あのクセの強い庶民的な風情は、なかなか他の俳優さんには真似できないかもしれないなと思いました(他の同年代の俳優たちは上品すぎて出来ないだろうと)。
中村主水の藤田さんも実にしみじみとした役柄ですしねぇ。
ところで若い連中どうでしょうね?
今回は、松岡もヒガシもなかなか頑張っているように思えますが。
投稿: たぬき | 2009.03.12 12:28
今いろいろと思い返すと、親子別居で互いにいがみあいつつもお互いを気にかけている今回の親子は現代人の家族の絆に対するメッセージが込められているのかなとも感じてきました。これもやはり長門・神保両氏の名演の賜物ですね。
あと嘉助が決してスリの本分(という言い方もアレですが)を弁え、息子の仇も血を流さず(そういう血なまぐさい考えすら念頭になく)討ったところも良いですね。番屋に包まれた大刀が無造作に置かれていたシーンには胸のすく思いでした。嘉助の完璧な勝利!
投稿: 伯爵 | 2009.03.12 13:30
いやーよく見たら思いっきり打ち間違えとかしてました。お恥ずかしい。
たぬき様:
嘉助のキャラクター像自体は珍しいものではありませんが、長門さんのあの演技によって、きちんと血の通った存在になったと思います。
今回は若手が前面に出ていますが、主水さん含め、しっかりと脇を固めるベテランあってこそ…ということでしょう。
その若手も頑張ってると思います! 特に松岡さんの涼次はいいキャラですね。キャラが立ちすぎて最終回に死なないか心配です(笑)
伯爵様:
そうそう、話の筋や二人の演技に気を取られてしまいますが、よく考えればあの父子の姿は、現代劇にもありそうな形ですね。

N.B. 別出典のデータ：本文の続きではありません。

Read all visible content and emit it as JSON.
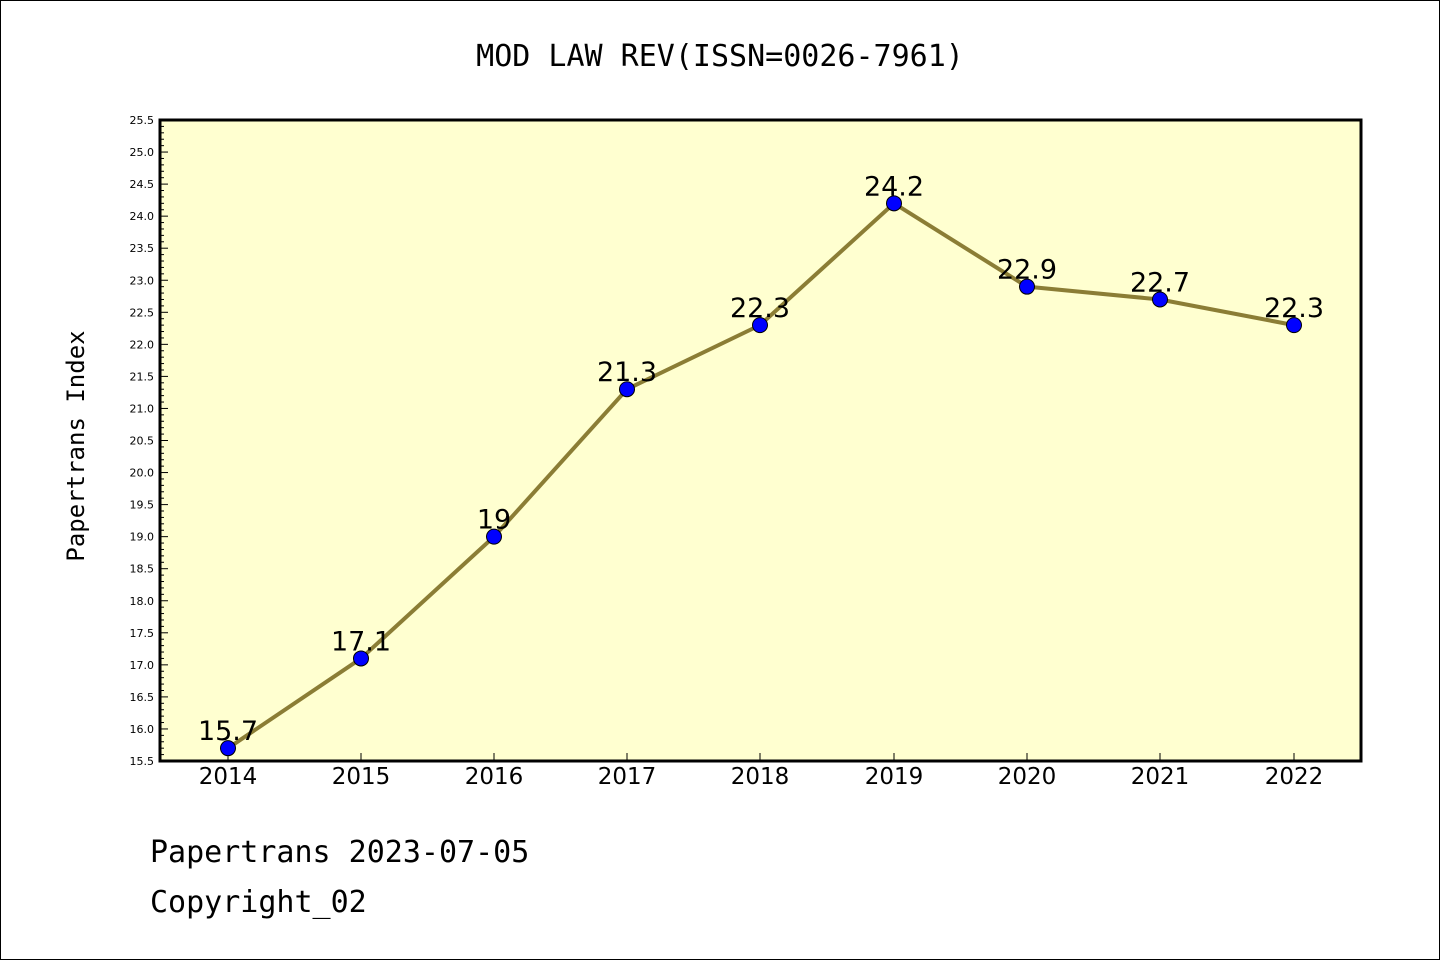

ちなみに二人で大喧嘩した後の、神保さんの切なげな表情が印象的です(あれ見るまで、裏切るんじゃないかと心配してましたが安心しました)。
嘉助のあれも、(ラストの主水さんの仕事も含め)お約束と言えばお約束ですが、気分よかったですねえ。映像で見てもいつスったかわかりにくいのがすごい。